“小姐,請把車票拿出來。”顧悅聽到有個女聲響起,才驚覺自己已經走到檢票口了。
她慌忙從包包裏面掏出車票遞上去,沒等站務員接手,車票卻被一隻屬於男性的手接走。顧悅和站務員都愣了一愣,本能地扭頭望了過去。
御思,既然是御思,顧悅更加驚訝了。
他怎麼來了?爲什麼來了?他這個時候不是應該陪着玉銀晨練,不是還答應了今天要陪玉銀去逛街的麼?
他的身上還穿着晨練用的運動服,滿身滿臉的匆忙,看得出來他趕得很急。
顧悅不得不承認自己的內心是欣喜和震動的,因爲她無論如何也沒有想到御思會出現。是來送站的嗎?其實真沒必要的。
御思不僅抽走了她手裏的票,還將她從隊伍中拉了出去。
“御思你在幹什麼,車子已經入站了,把票給我。”顧悅回過神來,平靜地對御思伸出手掌。

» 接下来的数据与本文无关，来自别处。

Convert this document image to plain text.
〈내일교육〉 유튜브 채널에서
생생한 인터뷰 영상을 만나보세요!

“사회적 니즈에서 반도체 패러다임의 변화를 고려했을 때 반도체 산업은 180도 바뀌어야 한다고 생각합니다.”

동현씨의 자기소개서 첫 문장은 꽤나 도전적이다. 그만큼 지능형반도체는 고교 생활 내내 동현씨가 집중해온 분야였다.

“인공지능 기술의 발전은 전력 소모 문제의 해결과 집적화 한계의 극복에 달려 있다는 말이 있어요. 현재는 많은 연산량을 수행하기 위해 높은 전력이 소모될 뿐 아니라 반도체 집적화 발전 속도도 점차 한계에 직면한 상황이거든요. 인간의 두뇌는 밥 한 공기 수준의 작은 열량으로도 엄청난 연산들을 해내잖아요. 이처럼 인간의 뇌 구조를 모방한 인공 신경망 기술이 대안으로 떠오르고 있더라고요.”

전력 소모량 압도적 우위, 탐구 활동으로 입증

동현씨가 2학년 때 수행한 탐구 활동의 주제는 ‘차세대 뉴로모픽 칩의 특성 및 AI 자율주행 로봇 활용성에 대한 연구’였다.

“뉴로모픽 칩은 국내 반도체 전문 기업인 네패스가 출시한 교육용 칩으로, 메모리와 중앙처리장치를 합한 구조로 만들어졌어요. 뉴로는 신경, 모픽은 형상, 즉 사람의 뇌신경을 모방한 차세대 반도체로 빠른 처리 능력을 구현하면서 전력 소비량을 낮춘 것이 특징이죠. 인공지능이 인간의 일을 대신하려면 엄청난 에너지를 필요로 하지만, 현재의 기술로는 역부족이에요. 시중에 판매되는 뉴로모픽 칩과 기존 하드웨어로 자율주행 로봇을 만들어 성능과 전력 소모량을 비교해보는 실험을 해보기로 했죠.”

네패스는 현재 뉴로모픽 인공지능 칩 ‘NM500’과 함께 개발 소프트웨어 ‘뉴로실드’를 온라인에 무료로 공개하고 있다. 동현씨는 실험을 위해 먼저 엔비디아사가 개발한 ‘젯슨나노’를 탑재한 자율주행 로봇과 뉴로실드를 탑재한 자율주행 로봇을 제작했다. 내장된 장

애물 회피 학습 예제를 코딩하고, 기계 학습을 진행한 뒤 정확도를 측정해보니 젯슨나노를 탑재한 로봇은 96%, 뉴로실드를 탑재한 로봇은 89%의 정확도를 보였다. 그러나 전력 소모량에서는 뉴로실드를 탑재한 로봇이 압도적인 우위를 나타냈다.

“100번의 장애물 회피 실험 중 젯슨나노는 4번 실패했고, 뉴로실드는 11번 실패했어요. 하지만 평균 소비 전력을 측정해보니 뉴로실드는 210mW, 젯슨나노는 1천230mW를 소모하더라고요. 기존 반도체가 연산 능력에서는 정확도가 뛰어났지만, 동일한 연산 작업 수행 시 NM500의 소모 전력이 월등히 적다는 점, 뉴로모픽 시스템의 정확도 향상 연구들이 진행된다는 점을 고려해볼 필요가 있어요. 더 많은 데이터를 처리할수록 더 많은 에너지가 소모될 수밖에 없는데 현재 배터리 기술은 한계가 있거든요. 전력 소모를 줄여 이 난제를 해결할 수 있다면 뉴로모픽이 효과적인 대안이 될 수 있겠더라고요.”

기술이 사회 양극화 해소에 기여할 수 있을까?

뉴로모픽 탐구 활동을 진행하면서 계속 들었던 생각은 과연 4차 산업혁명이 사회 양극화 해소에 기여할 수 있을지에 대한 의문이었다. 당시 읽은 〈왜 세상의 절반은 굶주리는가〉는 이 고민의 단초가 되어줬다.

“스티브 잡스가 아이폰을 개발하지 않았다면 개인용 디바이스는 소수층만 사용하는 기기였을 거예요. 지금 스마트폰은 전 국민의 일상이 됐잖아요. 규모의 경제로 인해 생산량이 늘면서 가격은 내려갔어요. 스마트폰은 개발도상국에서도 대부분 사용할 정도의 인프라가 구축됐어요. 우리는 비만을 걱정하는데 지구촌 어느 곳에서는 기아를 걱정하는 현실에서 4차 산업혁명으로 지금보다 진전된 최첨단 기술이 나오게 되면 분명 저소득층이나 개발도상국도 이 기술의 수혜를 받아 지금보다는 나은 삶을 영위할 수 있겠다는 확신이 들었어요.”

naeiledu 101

御思卻只是淡然一笑,將車票撕成兩半,將兩半疊起來後繼續撕。
“你還真走?”御思咬牙切齒。
顧悅不明白他爲什麼會這麼說,她不該走嗎?她應該留在家裏看他和玉銀親親我我?
“御思,你到底有沒有爲我想過?你認爲我應該留在封家是麼?”顧悅心裏失望極了,她認識的御思不該這麼自私的,不該這麼狠心的。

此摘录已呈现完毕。